Nada más español, en fin, que un gerente de anotaciones al margen exigiendo respeto al grito de «¡no sabe usted con quien está hablando!». Puede que sea imposible evitar que el gerente se te suba a las barbas de vez en cuando, como ocurrió en 1934 y 2017. Pero si estás dispuesto a sacrificar a tus ciudadanos en el altar de esas ínfulas insaciables, el negocio es redondo para ti.
Y hablando de redondos. Que alguien como Iván Redondo, ese Terminator de la mercadotecnia electoral capaz de calcinar hasta los cimientos la convivencia entre españoles para garantizarle dos meses de gobernanza más a Pedro Sánchez, agachara la cabeza frente a Quim Torra es la prueba de que el PSOE amenaza ruina.
Ninguna sorpresa por ese lado. Ver a los más fieros de los socialistas convertirse en pasta de boniato frente al primer nacionalista que se planta frente a ellos con los brazos en jarras y bramando originalidades sobre el ADN, la sangre y el derecho de pernada empieza a ser habitual por estos lares.
¡Con qué arte, en fin, os hemos metido los catalanes el hecho diferencial por la garganta al resto de los españoles! De ese foie llevamos viviendo más de ciento cincuenta años. Exactamente desde que el dinero procedente del negocio del esclavismo dejó de fluir hacia Cataluña y la burguesía de la región tuvo que idear a toda prisa una nueva fuente de ingresos que paliara la disminución de sus ingresos: el catalanismo.

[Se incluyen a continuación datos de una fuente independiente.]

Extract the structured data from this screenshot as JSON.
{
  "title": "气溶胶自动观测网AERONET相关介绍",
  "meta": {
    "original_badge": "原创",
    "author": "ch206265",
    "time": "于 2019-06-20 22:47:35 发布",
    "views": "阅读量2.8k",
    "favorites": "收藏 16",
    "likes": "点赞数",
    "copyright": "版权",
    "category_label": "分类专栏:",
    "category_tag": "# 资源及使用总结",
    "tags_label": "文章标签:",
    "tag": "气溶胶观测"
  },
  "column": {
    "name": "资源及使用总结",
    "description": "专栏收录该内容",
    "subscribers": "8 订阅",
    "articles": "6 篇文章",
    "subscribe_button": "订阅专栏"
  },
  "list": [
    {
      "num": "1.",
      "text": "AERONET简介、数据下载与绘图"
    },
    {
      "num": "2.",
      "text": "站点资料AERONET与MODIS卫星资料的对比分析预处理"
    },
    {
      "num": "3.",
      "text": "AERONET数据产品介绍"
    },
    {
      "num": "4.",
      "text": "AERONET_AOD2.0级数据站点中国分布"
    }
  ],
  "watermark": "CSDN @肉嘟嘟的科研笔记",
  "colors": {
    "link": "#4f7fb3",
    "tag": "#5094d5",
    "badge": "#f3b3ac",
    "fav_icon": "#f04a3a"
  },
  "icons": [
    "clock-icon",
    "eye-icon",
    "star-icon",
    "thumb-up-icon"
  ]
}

En cierta manera, el negocio de la burguesía catalana sigue siendo el mismo que en el siglo XIX, sólo que ahora los esclavos no son cubanos, sino extremeños, andaluces, castellanos y catalanes no nacionalistas.
Cataluña ha resultado ser el monstruo de Frankenstein de la España constitucional. Una criatura artificial, sin personalidad propia, construida a partir de pedazos de cadáveres (mentiras históricas, privilegios medievales, xenofobia institucional), que amenaza con asesinar a su creador y hacer vida de soltero por su cuenta.
Lo llamativo es que cientos de miles de españoles, incluidos los que a día de hoy moran en Moncloa, creen estar frente al Brad Pitt de la democracia y no parecen ver al Frankenstein del agrocarlismo. Claro que son los mismos españoles que prefieren pactar con Otegi antes que con Arrimadas.
Al próximo capitalino que me hable de la sofisticación, y el diseño, y la dignidad, y la laboriosidad de los catalanes le doy un paseo por la Cataluña profunda y la no tan profunda –el barrio de Gràcia, tan progresista él, sirve a estos efectos– para que cate de primera mano lo mucho que se parece un catalán cualquiera a ese tipo de su pueblo al que un día le calzaron una gorra de plato y se convirtió como por arte de magia en el general George Patton de su pedanía.